Open hew503 opened 8 years ago
Hello, After thourough checking, I found the two xml files harvested to create the two different packages containing the two resources you mention. (You can see them here http://more.locloud.eu:8080/objects/3025/11460856/Archsearch/content and http://more.locloud.eu:8080/objects/2858/10354002/Archsearch/content) The specific resource exists in both files, that is why you see it twice. I can send you these two files if you want.
Hi Eleni
Probably the best thing to do is to check with Dimitra - Nefeli on this. My understanding is we sent the ArchSearch metadata to ATHENA as an XML file, but at 1.3 million records, ATHENA broke the file up into multiple uploads so that MORe could handle it. I'm not sure how that was done, and why it resulted in duplication, but presumably that's where the problem is. I'm not sure if its easier for ATHENA to go back to the original XML we sent and try to break it up without causing duplication, or try to remove the duplicates, but as ADS wasn't involved in the upload, we don't really know how things were done in MORe.
Many thanks
Holly
Hello again, Unfortunately, Dimitra-Nefeli has left from DCU (Leonidas l.papachristopoulos@dcu.gr is in charge of the content now), but she informed me that we have received the data already broken in folders. I am forwarding you the responding email. Maybe the duplicates were caused in the OAI-PHM harvesting of ALL sets when the folders were created?

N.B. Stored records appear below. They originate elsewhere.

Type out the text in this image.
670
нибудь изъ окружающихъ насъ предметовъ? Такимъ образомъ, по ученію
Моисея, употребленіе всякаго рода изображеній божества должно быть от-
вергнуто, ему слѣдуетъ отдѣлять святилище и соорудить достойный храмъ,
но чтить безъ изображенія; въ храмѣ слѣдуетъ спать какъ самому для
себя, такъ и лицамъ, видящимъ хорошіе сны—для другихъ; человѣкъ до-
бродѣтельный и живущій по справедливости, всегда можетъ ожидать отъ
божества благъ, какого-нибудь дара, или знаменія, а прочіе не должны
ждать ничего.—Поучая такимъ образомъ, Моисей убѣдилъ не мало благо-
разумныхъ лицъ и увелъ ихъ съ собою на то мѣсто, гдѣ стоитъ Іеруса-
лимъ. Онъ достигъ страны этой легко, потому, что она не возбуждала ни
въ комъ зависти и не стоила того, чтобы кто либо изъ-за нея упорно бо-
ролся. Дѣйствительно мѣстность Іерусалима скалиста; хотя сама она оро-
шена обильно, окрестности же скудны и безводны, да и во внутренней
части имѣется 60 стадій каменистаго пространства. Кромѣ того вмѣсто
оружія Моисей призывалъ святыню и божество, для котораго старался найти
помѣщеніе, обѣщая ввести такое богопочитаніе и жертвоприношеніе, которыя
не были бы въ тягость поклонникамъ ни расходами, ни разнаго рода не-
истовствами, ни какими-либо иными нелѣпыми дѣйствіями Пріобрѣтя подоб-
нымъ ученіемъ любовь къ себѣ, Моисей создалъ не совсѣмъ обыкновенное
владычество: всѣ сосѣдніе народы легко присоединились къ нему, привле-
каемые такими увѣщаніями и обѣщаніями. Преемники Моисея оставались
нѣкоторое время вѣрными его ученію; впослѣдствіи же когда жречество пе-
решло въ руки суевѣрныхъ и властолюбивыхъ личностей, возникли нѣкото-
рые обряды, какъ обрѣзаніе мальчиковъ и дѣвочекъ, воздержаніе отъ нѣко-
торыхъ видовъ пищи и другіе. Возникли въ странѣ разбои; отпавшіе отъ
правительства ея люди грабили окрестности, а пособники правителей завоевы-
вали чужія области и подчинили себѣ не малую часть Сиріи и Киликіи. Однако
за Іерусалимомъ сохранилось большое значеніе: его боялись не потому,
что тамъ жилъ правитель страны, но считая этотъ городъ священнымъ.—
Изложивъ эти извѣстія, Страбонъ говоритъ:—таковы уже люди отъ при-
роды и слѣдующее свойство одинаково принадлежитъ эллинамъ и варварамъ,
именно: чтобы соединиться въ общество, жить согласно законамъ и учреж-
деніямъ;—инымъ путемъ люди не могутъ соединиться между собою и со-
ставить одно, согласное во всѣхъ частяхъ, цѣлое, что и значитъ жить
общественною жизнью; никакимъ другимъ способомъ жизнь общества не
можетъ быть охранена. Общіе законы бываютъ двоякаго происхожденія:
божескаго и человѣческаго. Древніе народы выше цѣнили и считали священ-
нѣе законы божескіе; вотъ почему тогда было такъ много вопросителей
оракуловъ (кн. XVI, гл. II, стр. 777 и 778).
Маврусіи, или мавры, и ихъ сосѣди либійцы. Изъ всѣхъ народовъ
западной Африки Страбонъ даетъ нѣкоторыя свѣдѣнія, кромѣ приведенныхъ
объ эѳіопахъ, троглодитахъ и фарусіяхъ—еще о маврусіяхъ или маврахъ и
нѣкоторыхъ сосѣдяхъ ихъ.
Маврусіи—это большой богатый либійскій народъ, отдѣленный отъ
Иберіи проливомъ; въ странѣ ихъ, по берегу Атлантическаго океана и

There are duplicates within the ArchSearch: ADS catalogue resource. The duplication doesn't seem to be within our metadata, but its hard to show that since the upload was so massive it had to be divided into more than a dozen files in MORe. Everything isn't duplicated, so perhaps there was overlap when it was divided? That's all I can think of.
Here is an example:
http://portal.ariadne-infrastructure.eu/page/10354002 http://portal.ariadne-infrastructure.eu/page/11460856
Is it possible to search for duplicate Original IDs within the ArchSearch: ADS catalogue resource, and fix it that way?
cheers
Holly